In our society currently, we work towards being as far away from any of the “ics” in society: Racist, homophobic, transphobic and misognistic are some of the few I am able to name.
Whilst scrolling tik tok a while ago I saw a young white girl post up a video informing her followers how her OCD intrusive thoughts make her believe she is a racist, chaos on social media ensued. Other ethnic minorities simply said she is “racist”, what was sad is that once again this shut down any sort of conversation. The video has since been removed which inspired me to write this blog.
Race OCD is defined as : “unwanted, repetitive racist thoughts accompanied by fears of being a racist.” I myself have had Race OCD, but it popped in and out, thoughts of being a racist and the racial slurs in my head for every single race.
Movements such as Black Lives Matter brought to the forefront difficult conversations around race, which were swept under the carpet by society. Through this we saw the racial landscape change and conversations were being had which were uncomfortable, difficult, but most importantly needed.
A brain like a sponge clinging onto a new theme, as we say goodbye to one theme another one waits in line. OCD latches onto themes and makes people question every single one of their values. OCD thoughts are ego-dystonic meaning they are against your morals and values.
In the wake of The Black Lives movement and in particular, George Floyd’s murder where we saw several weeks of protesting, and allies coming out to support black people. I am sure many people with or without OCD questioned their values, and wanted to be seen as “anti-racist” and I am of the strong belief that many would have developed Race OCD, due to the fear that if they weren't in solidarity with the movement the were simply “racist” alongside the media onslaught and constant coverage of black trauma.
Through this was the sinister idea that all white people were racist, and for us who live with OCD, we already have an overactive imagination.
When social media was littered with death, protests and proposed solutions many posted black squares in solidarity with the black lives matter movement.

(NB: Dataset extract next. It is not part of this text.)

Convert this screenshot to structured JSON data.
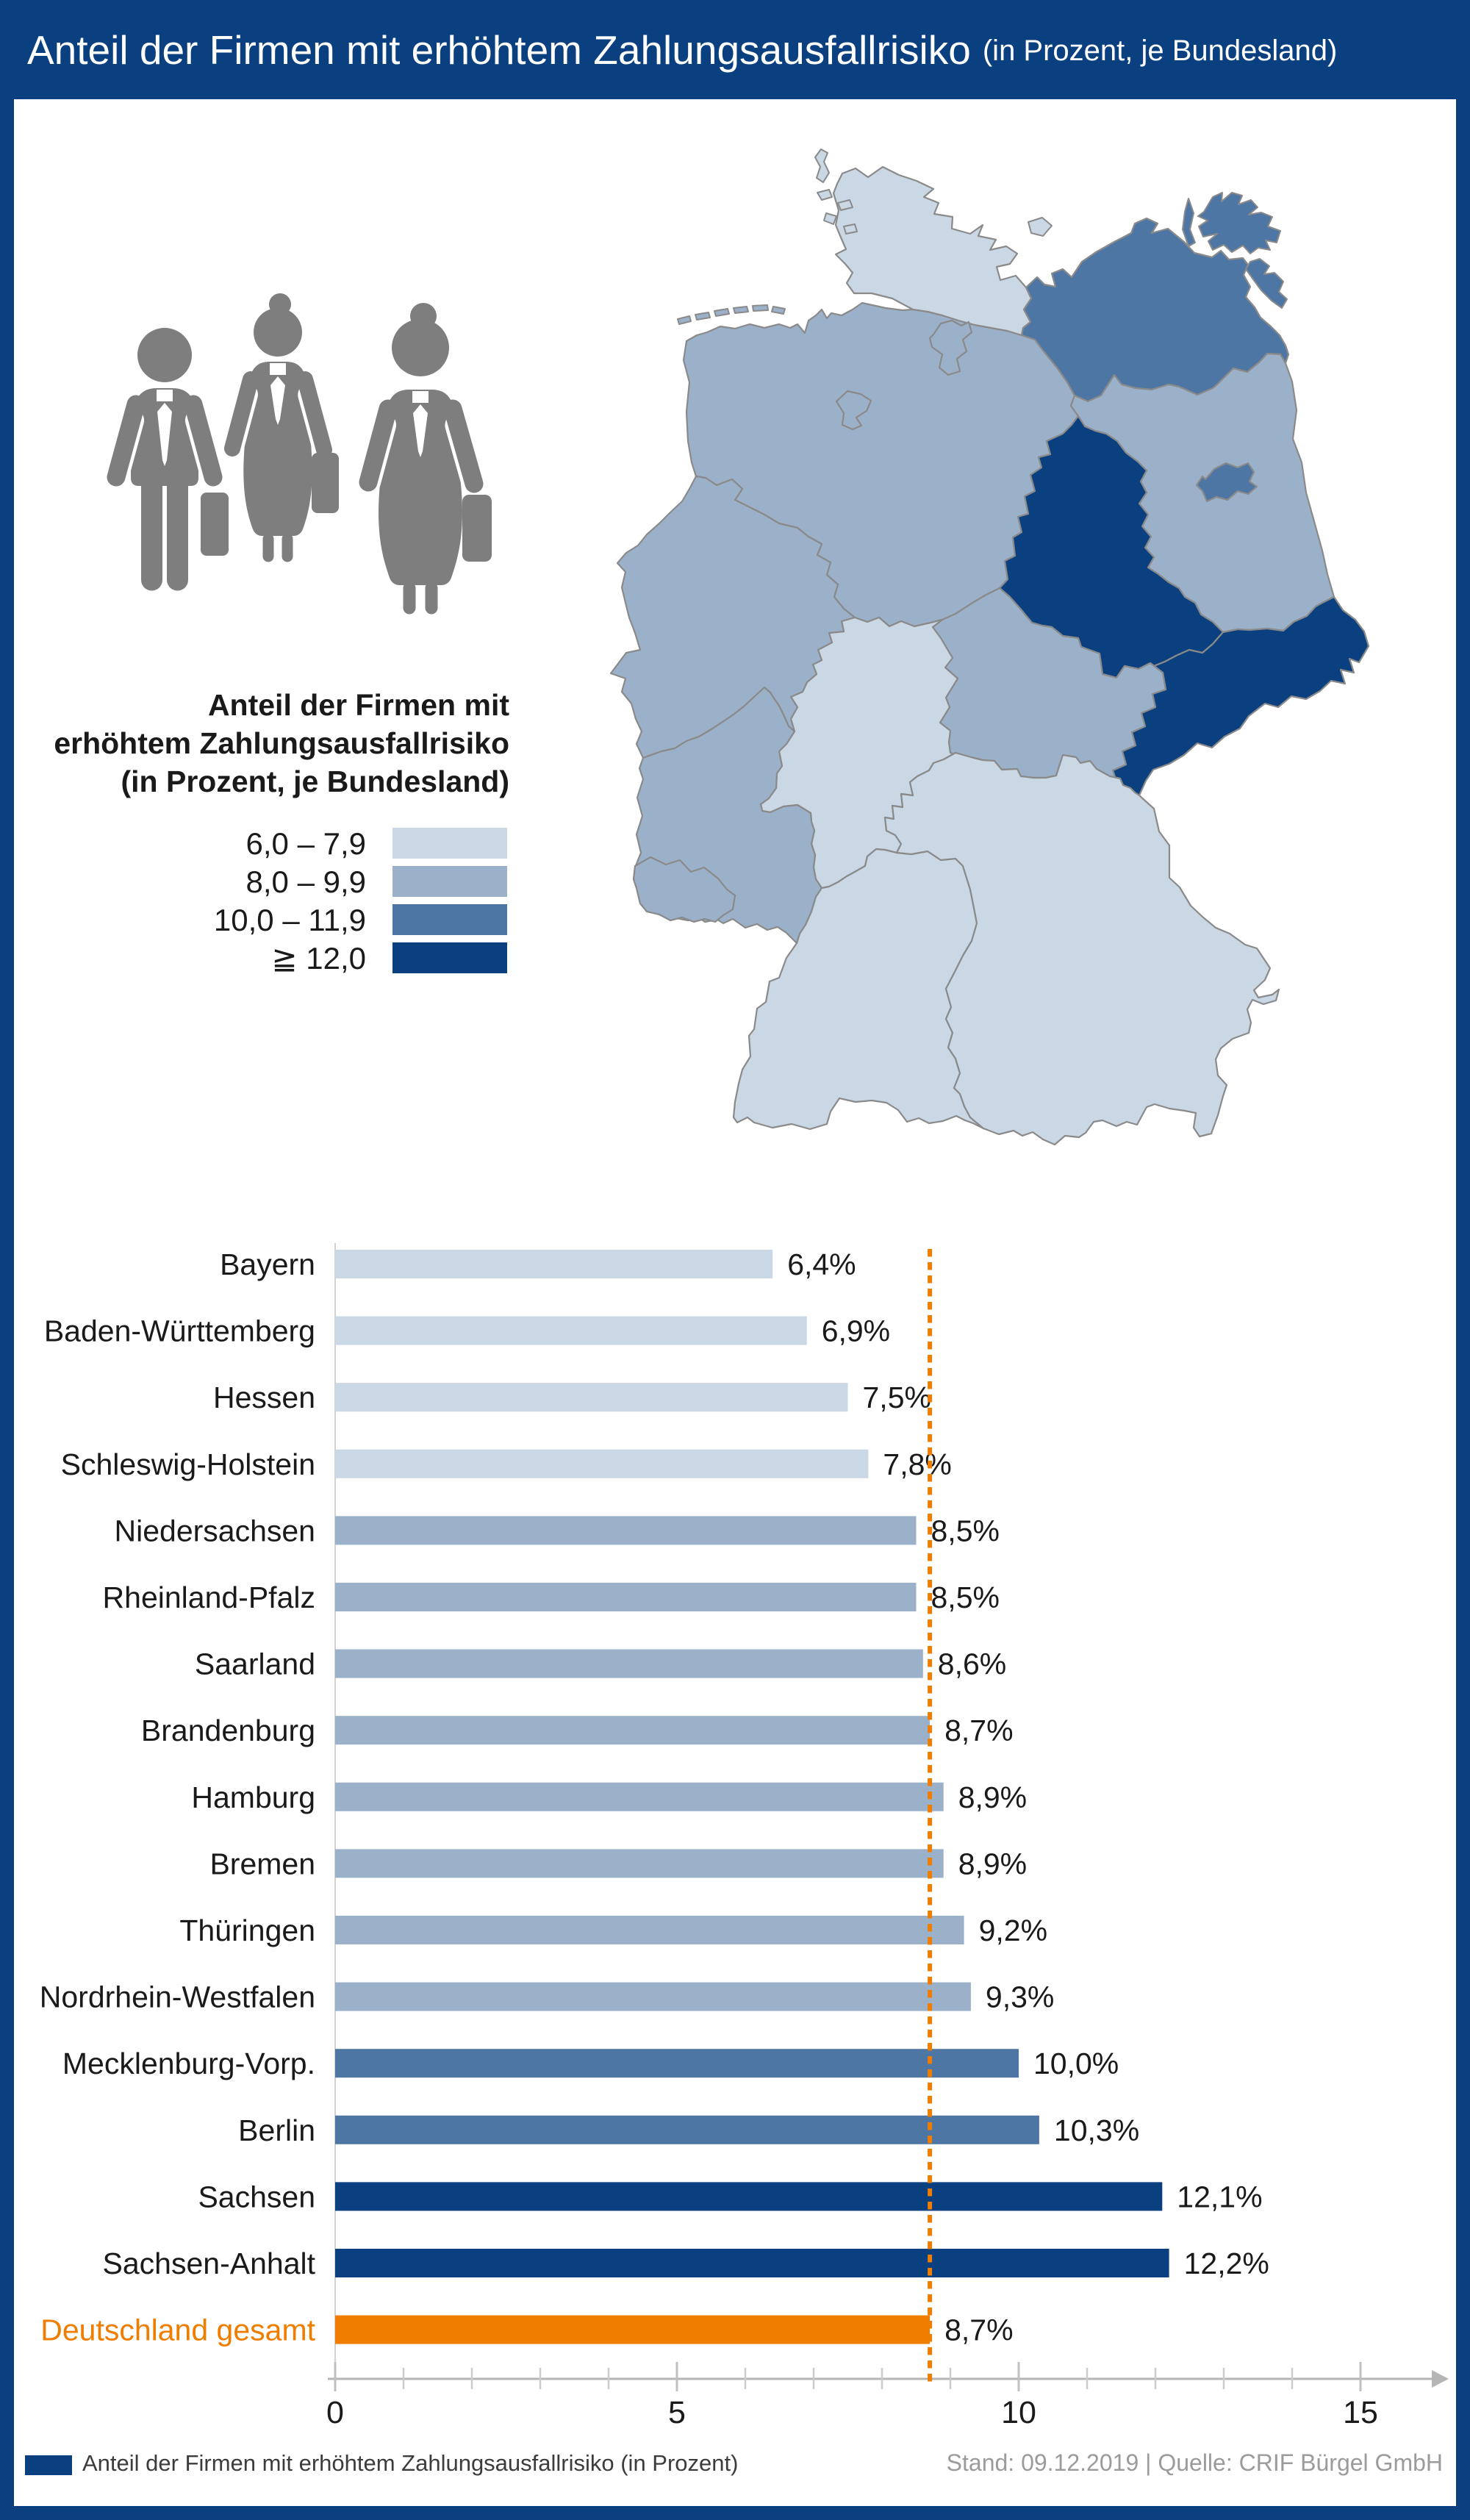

Someone with Race OCD would be worried they were a racist. A compulsion could potentially be to post the square out of sheer guilt, worry and anxiety. A wider society plays an effect on mental health in places where we don't expect it.

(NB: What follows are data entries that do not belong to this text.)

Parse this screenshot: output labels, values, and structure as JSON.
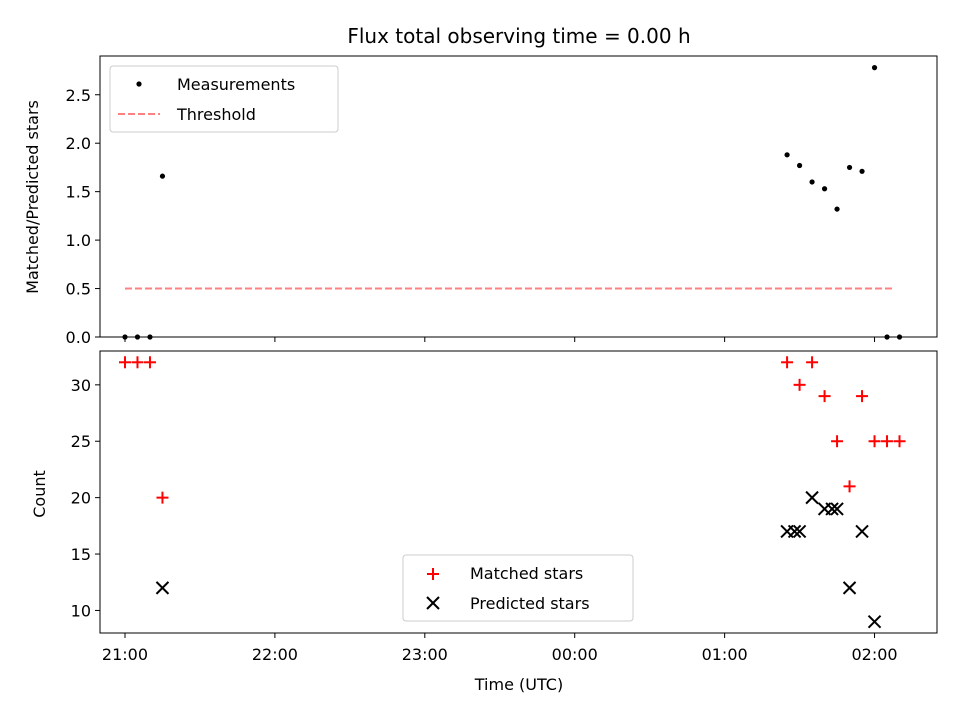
{
  "chart_data": [
    {
      "panel": "top",
      "type": "scatter",
      "title": "Flux total observing time = 0.00 h",
      "ylabel": "Matched/Predicted stars",
      "xlim": [
        "20:50",
        "02:25"
      ],
      "ylim": [
        0,
        2.9
      ],
      "yticks": [
        0.0,
        0.5,
        1.0,
        1.5,
        2.0,
        2.5
      ],
      "ytick_labels": [
        "0.0",
        "0.5",
        "1.0",
        "1.5",
        "2.0",
        "2.5"
      ],
      "legend_position": "upper-left",
      "colors": {
        "measurements": "#000000",
        "threshold": "#ff8080"
      },
      "series": [
        {
          "name": "Measurements",
          "style": "dots",
          "points": [
            {
              "x": "21:00",
              "y": 0.0
            },
            {
              "x": "21:05",
              "y": 0.0
            },
            {
              "x": "21:10",
              "y": 0.0
            },
            {
              "x": "21:15",
              "y": 1.66
            },
            {
              "x": "01:25",
              "y": 1.88
            },
            {
              "x": "01:30",
              "y": 1.77
            },
            {
              "x": "01:35",
              "y": 1.6
            },
            {
              "x": "01:40",
              "y": 1.53
            },
            {
              "x": "01:45",
              "y": 1.32
            },
            {
              "x": "01:50",
              "y": 1.75
            },
            {
              "x": "01:55",
              "y": 1.71
            },
            {
              "x": "02:00",
              "y": 2.78
            },
            {
              "x": "02:05",
              "y": 0.0
            },
            {
              "x": "02:10",
              "y": 0.0
            }
          ]
        },
        {
          "name": "Threshold",
          "style": "dashed-line",
          "points": [
            {
              "x": "21:00",
              "y": 0.5
            },
            {
              "x": "02:08",
              "y": 0.5
            }
          ]
        }
      ]
    },
    {
      "panel": "bottom",
      "type": "scatter",
      "xlabel": "Time (UTC)",
      "ylabel": "Count",
      "xlim": [
        "20:50",
        "02:25"
      ],
      "ylim": [
        8,
        33
      ],
      "yticks": [
        10,
        15,
        20,
        25,
        30
      ],
      "ytick_labels": [
        "10",
        "15",
        "20",
        "25",
        "30"
      ],
      "xticks": [
        "21:00",
        "22:00",
        "23:00",
        "00:00",
        "01:00",
        "02:00"
      ],
      "legend_position": "lower-center",
      "colors": {
        "matched": "#ff0000",
        "predicted": "#000000"
      },
      "series": [
        {
          "name": "Matched stars",
          "marker": "plus",
          "points": [
            {
              "x": "21:00",
              "y": 32
            },
            {
              "x": "21:05",
              "y": 32
            },
            {
              "x": "21:10",
              "y": 32
            },
            {
              "x": "21:15",
              "y": 20
            },
            {
              "x": "01:25",
              "y": 32
            },
            {
              "x": "01:30",
              "y": 30
            },
            {
              "x": "01:35",
              "y": 32
            },
            {
              "x": "01:40",
              "y": 29
            },
            {
              "x": "01:45",
              "y": 25
            },
            {
              "x": "01:50",
              "y": 21
            },
            {
              "x": "01:55",
              "y": 29
            },
            {
              "x": "02:00",
              "y": 25
            },
            {
              "x": "02:05",
              "y": 25
            },
            {
              "x": "02:10",
              "y": 25
            }
          ]
        },
        {
          "name": "Predicted stars",
          "marker": "x",
          "points": [
            {
              "x": "21:15",
              "y": 12
            },
            {
              "x": "01:25",
              "y": 17
            },
            {
              "x": "01:28",
              "y": 17
            },
            {
              "x": "01:30",
              "y": 17
            },
            {
              "x": "01:35",
              "y": 20
            },
            {
              "x": "01:40",
              "y": 19
            },
            {
              "x": "01:43",
              "y": 19
            },
            {
              "x": "01:45",
              "y": 19
            },
            {
              "x": "01:50",
              "y": 12
            },
            {
              "x": "01:55",
              "y": 17
            },
            {
              "x": "02:00",
              "y": 9
            }
          ]
        }
      ]
    }
  ]
}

By no means am I justifying racism or excusing racism, but when someone with Race OCD, Sexual Orientation OCD (SO) or Paedophilia OCD has a mental disorder like any other form of OCD, it causes grave pain.
I still live with SO OCD and Harm OCD, and it's not the issue of sexual orientation, it is the loss of identity. Many people have misunderstood OCD and it's why I do a keen amount of work surrounding it to get an understanding on a level where we can speak free of shame and taboos. We need more research as to whether more white people suffer from Race OCD, due to the way society is currently and the pressure to either be an “ally” or “anti-racist”. It create a black and white box, pardon the pun that you are locked into.
Race OCD and SO OCD are just two examples of OCD where the intrusive thoughts would be determined as “inappropriate” in society, therefore worthy to be shut down’. Many of the current discourse surrounding societal topics in many ways prevents people from coming forward with thoughts or ideas that the dominant narrative may detest. Outrage and reactive individuals constantly shut people down and this is not as a society where we should be.
Many new symptoms of anxiety and OCD are emerging due to the way society is being reconstructed and, through this construction, we are reimagining ideals for humans to be almost perfect.
Yet that is wrong, humans make mistakes and we can make the world a better place, by allowing space to have difficult and necessary conversations without excluding other individuals. It is through conversation we criticize and polish the diamond that is the truth, everyone has the ability to do this. I feel whilst we have progressed with mental health conversations, and more are openly speaking about difficult topics, we need to ensure conversations are allowed to happen irrespective of our bias.